Some examples: Viticci wants the ability to record, in video and sound, actions performed on the iPad; Speirs imagines having a digital equivalent of a transparent sheet to draw down over the iPad screen on which he could write with an Apple Pencil, thereby marking up, as it were, things that are happening in an app; and Merlin Mann, who has 450 apps on his iOS devices, wishes for the ability to batch-delete apps, for example, ones that he hasn’t used in two years or more.

Listening to the episode, I thought: These aren’t iOS users, not even power users, they’re meta-users. Viticci writes and talks about iOS for a living; Speirs teaches students how to use iPads; Mann makes his way in life talking about productivity, especially (though not only) on digital devices. Their iOS wish-lists make them the edgiest of edge-cases, because their uses are all about the uses of others.
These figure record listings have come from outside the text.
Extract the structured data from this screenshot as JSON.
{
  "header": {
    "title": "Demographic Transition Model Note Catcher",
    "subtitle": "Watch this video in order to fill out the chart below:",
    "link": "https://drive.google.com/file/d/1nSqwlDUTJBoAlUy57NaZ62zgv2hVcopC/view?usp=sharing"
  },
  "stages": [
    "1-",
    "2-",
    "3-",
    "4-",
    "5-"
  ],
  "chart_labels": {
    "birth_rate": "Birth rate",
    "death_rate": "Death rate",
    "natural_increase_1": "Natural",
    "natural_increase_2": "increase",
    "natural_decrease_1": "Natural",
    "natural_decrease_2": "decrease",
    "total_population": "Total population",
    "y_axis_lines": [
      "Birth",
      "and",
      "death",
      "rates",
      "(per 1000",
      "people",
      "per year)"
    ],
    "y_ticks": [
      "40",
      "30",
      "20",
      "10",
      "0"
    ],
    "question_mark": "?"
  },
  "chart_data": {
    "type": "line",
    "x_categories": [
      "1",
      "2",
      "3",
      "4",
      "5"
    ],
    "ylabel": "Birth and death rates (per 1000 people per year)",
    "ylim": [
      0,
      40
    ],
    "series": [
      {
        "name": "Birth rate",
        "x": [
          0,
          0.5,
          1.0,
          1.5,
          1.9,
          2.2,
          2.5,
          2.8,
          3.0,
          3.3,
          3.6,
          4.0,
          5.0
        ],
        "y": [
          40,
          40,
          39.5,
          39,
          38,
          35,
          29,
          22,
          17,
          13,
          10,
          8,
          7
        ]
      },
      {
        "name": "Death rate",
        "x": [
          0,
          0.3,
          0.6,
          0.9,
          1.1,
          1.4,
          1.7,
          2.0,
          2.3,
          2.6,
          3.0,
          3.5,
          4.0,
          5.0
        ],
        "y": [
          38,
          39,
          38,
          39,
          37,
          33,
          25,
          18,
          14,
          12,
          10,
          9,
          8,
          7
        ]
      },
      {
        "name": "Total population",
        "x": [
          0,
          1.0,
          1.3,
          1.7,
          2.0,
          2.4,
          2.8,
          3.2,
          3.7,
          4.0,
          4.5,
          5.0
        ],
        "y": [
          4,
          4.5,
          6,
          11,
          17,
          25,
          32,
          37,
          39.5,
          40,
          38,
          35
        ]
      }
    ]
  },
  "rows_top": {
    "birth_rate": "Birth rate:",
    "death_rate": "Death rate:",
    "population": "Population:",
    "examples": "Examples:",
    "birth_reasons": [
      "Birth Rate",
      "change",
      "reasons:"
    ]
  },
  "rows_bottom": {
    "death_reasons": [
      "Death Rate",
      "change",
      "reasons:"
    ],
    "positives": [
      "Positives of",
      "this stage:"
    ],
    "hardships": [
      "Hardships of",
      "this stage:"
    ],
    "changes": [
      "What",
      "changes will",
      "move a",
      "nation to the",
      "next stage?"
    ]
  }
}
As for me, a user neither power nor meta, many of my wishes for iOS involve things that Apple can’t do on its own. For instance:

  • I wish Bluetooth worked better, but Bluetooth is a standard Apple doesn’t control. No matter how well Apple handles its implementation of the standard, they can’t control how well device manufacturers handle their implementations. But in any case, given how long Bluetooth has been around, it really, really ought to work better than it does.
  • This site is on Blogger (sigh), and Google has withdrawn their iOS Blogger app and made sure that the Blogger UI doesn’t render properly on Safari for iOS — it seems that they’re trying to drive iOS users towards Chrome. (Also, there are no good blogging apps for iOS: some are abandonware, some have hideously ugly and non-intuitive UIs, and one, Blogo, demands that you sign up for an account and turn over your data to its owners.)
  • Many, many websites just don’t render properly on an iPad, and I expect will never do so. Which makes me wonder what Apple can do on its end (besides enabling Reader View, which is great) to improve poor rendering. E.g.: One of the most lasting problems in iOS involves selecting text, which can be extremely unpredictable: sometimes when you touch the screen nothing selects, while at other times when you’re trying to select just one word the whole page gets selected instead. But these problems almost always happen on websites, and are a function, I think, of the poor rendering in Safari for iOS. Is there anything that Apple can do about this, I wonder?

Among the things that Apple can definitely do something about, here are a few wishes from me:

  • When you’re connected to a wi-fi network and the signal gets weak or intermittent, and there’s another known network with a stronger signal available, your iOS device should switch to that better network automatically. Optimize for best connection.
  • Apple should strongly push developers to implement Split View.
  • Apple should strongly push developers of keyboard-friendly apps to implement keyboard shortcuts — and if they have Mac apps, the same shortcuts on both platforms (the people at Omni are great at this).
  • This is perhaps pie-in-the-sky, but I crave extensive, reliable natural-language image searching in Photos. But I expect we’ll get this from Google before we get it from Apple.